The main exhibit, located in the 8,500-square-foot Discovery Hall, is centered around an approximately 16-foot tall replica of a Great Lakes sailing vessel and includes numerous artifacts including models of vessels significant to Michigan’s past and relics from boats that sailed the lakes long ago. The exhibit was developed with the assistance of the Detroit Historical Museum, Port Huron Museum, other local museums and private collectors.

Ladies of the Lights: Michigan Women in the U.S. Lighthouse Service, a traveling exhibit from the Michigan Women’s Historical Center that honors the more than 50 women who served as lighthouse keepers in Michigan will also be on display. Through photos and text, the exhibit highlights the lighthouse keeper’s duties, where they served and the challenges they faced.

Three live museum theater productions will also be offered. These original productions provide context to the artifacts and exhibits. Each solo performance, performed by professional actors, is unique in style and presentation, and focuses on a specific part of Great Lakes history. Each of the productions are presented three times during the program series:

  • Architect of the Lakes, written by Joseph Sfair and D.B. Schroeder, tells the story of naval architect Frank Kirby whose varied designs included passenger ships, ice breakers and rail car ferries. Thursday, March 3, 11 a.m. (Repeats March 9 and 26) 
  • Women of the Watch, Keepers of the Light by Anna Marck sheds light on some of the forgotten stories of female lighthouse keepers on the Great Lakes. Friday, March 11, 11 a.m. (Repeats March 16 and 26) 
  • In the Shadows of the Bridge by Alex Morrison celebrates the life of Cornelius Henderson whose engineering work on the Ambassador Bridge quietly impacts Detroiters to this day. Thursday, March 24, 11 a.m. (Repeats March 26 and April 1)

Michigan’s Freshwater Seas is made possible through support of the presenting sponsor First State Bank. Additional funding is provided in part by the Sonya K. Brett Memorial Endowed Fund for Cultural Enrichment Programs and The Kresge Foundation.

Presentations typically last one hour and are complementary but require registration. For a complete listing of presentations and to register, go to www.LorenzoCulturalCenter.com. Registration is not required to visit the exhibits. Exhibit hours are Tuesday and Thursday through Saturday 10 a.m. to 4 p.m., and Wednesday 10 am to 8 p.m.
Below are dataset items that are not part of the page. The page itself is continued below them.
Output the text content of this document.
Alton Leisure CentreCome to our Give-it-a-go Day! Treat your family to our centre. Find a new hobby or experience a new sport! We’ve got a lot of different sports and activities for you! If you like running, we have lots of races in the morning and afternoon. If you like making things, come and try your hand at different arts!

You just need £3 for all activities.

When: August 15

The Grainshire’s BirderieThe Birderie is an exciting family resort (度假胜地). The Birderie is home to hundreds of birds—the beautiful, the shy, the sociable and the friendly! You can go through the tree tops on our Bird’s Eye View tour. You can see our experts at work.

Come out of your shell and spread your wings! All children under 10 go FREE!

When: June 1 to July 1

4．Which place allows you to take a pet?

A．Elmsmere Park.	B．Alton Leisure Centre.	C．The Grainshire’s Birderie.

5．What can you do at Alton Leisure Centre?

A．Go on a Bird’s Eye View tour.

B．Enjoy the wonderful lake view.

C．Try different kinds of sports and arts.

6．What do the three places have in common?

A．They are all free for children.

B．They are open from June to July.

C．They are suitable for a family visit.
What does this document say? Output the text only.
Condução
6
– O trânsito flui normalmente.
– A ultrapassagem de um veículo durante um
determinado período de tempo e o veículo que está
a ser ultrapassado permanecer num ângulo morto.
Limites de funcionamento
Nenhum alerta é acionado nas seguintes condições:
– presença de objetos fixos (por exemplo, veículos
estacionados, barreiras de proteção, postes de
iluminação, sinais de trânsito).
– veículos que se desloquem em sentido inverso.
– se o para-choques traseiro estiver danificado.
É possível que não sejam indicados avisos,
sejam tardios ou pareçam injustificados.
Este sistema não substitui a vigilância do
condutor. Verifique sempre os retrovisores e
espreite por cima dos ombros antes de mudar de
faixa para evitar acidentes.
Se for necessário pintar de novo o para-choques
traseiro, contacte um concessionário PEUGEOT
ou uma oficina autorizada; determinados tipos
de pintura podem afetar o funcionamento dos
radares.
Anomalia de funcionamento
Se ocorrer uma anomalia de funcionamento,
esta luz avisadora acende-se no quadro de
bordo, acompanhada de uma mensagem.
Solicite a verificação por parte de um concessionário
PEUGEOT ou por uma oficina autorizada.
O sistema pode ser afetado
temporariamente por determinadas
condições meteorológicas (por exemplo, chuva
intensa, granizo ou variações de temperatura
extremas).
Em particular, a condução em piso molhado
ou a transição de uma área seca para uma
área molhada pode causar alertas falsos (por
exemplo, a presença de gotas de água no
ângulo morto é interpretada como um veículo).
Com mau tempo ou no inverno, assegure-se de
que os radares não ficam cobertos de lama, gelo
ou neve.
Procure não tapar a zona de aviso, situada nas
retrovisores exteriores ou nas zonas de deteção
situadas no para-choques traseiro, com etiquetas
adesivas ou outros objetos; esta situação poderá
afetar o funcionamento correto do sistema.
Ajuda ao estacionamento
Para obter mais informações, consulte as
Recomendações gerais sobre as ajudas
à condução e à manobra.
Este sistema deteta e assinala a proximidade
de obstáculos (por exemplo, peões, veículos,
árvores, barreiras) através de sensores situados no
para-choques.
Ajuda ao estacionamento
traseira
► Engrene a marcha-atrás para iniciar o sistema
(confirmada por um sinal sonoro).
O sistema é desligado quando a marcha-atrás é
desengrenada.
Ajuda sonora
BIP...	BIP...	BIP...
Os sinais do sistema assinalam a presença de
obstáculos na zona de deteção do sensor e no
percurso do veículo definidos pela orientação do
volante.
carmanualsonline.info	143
About the Lorenzo Cultural Center

The Lorenzo Cultural Center provides interactive learning opportunities for all ages. It extends student discovery beyond classroom walls as well as creating multi-faceted opportunities for community members to explore the influences and experiences that shape our heritage. The Lorenzo Cultural Center is located on Macomb Community College’s Center Campus, 44575 Garfield Road, Clinton Township. More information is available at www.lorenzoculturalcenter.com

About Macomb Community College

Macomb Community College (www.macomb.edu) is one of the nation’s leading community colleges. Macomb nationally ranks in the top two percent in the number of associate degrees awarded by community colleges and is one of the largest grantors of associate degrees in Michigan. The college’s comprehensive educational programming includes pre-collegiate experiences, university transfer and career preparation programs, bachelor-degree completion and graduate degree programs, workforce training, professional education and certification, and continuing education and enrichment opportunities.